- Born: 1959 (age 65–66) Encinas de Esgueva- Province of Valladolid
- Citizenship: Spanish and Colombian by adoption
- Scientific career
- Fields: Botanist
- Author abbrev. (botany): Fern.Alonso

= José Luis Fernández Alonso =

José Luis Fernández Alonso (born 1959) is a Spanish born Colombian botanist. He has published over 20 papers since 1987.

== Biography ==

He was born in Encinas de Esgueva in the Province of Valladolid, Spain. He graduated in the field of Biology at the Universidad de Salamanca and worked at the Royal Botanical Garden of Madrid, under Santiago Castroviejo, finishing his graduate thesis "Florula of the north west of the Province of Valladolid" in 1985, and his doctoral thesis "Monograph of the neotropical genus Aragoa – Scrophulariaceae family" in 1993.

He came into contact with neotropical flora in the Royal Botanical Garden of Madrid through the historical herbaria of Mutis, Ruiz and Pavón e Isern (from Colombia, Peru, Chile and Ecuador), awaking his interest in the flora of this region and of the family Scrophulariaceae in particular.

He moved to Colombia en 1986 to work as an intern and in 1987-1990 as a Cooperating Botanist at the AECI, in the "Flora Project of the Royal Botanical Expedition of the New Kingdom of Granada", at the Institute of Natural Sciences at the National University of Colombia.

From 1991 to 2009, he was a professor and research officer at the Institute of Natural Sciences, Faculty of Science at the National University of Colombia in Bogotá, training new biologists in the field of vegetable taxonomy and Colombian flora.

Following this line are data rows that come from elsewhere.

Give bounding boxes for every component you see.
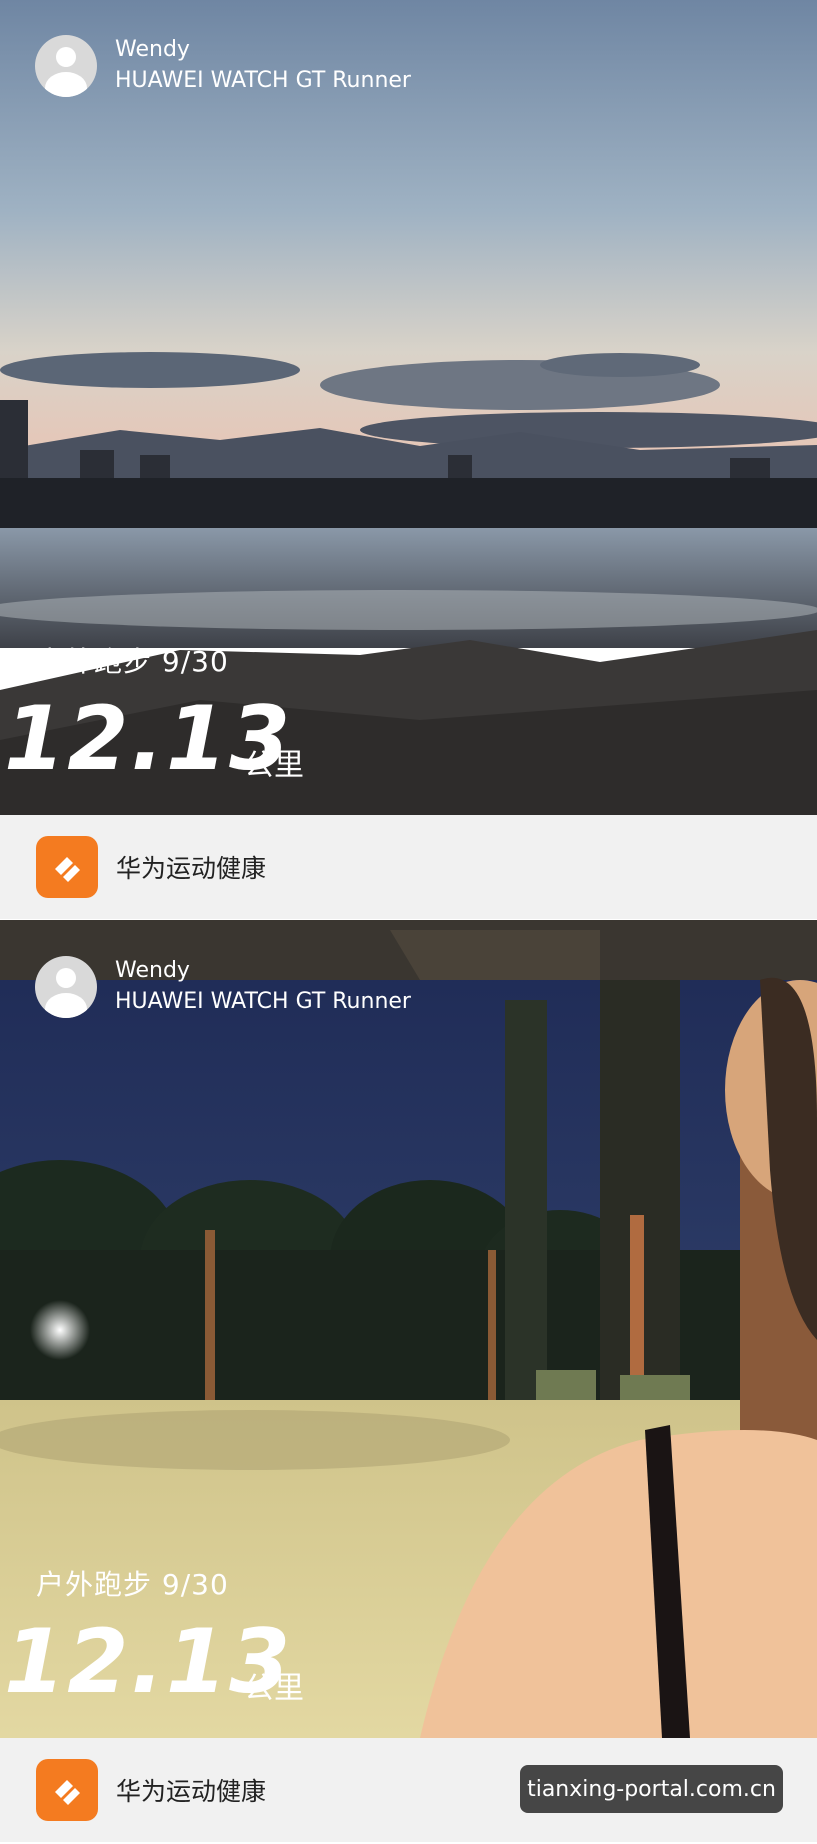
card-header: Wendy HUAWEI WATCH GT Runner (35, 35, 411, 97)
activity-label: 户外跑步 9/30 (36, 1568, 229, 1601)
huawei-health-icon (36, 1759, 98, 1821)
app-footer[interactable]: 华为运动健康 (0, 815, 817, 919)
workout-card-1[interactable]: Wendy HUAWEI WATCH GT Runner 户外跑步 9/30 1… (0, 0, 817, 920)
card-header: Wendy HUAWEI WATCH GT Runner (35, 956, 411, 1018)
activity-label: 户外跑步 9/30 (36, 645, 229, 678)
distance-unit: 公里 (244, 1671, 304, 1706)
user-avatar-icon[interactable] (35, 956, 97, 1018)
app-name: 华为运动健康 (116, 854, 267, 883)
workout-card-2[interactable]: Wendy HUAWEI WATCH GT Runner 户外跑步 9/30 1… (0, 920, 817, 1844)
user-name: Wendy (115, 37, 190, 62)
device-name: HUAWEI WATCH GT Runner (115, 68, 411, 93)
app-name: 华为运动健康 (116, 1777, 267, 1806)
distance-unit: 公里 (244, 748, 304, 783)
user-name: Wendy (115, 958, 190, 983)
site-watermark: tianxing-portal.com.cn (520, 1765, 783, 1813)
huawei-health-icon (36, 836, 98, 898)
user-avatar-icon[interactable] (35, 35, 97, 97)
device-name: HUAWEI WATCH GT Runner (115, 989, 411, 1014)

At the Institute, he was curator of the National Colombian Herbary from 1996 to 2000 where he collaborated with other regional herbaries from other universities around the country, which contain many of his collections of vascular plants.
In 2009 he became lead scientist at the CSIC at the Royal Botanical Garden of Madrid, to work on vegetable biodiversity in tropical areas.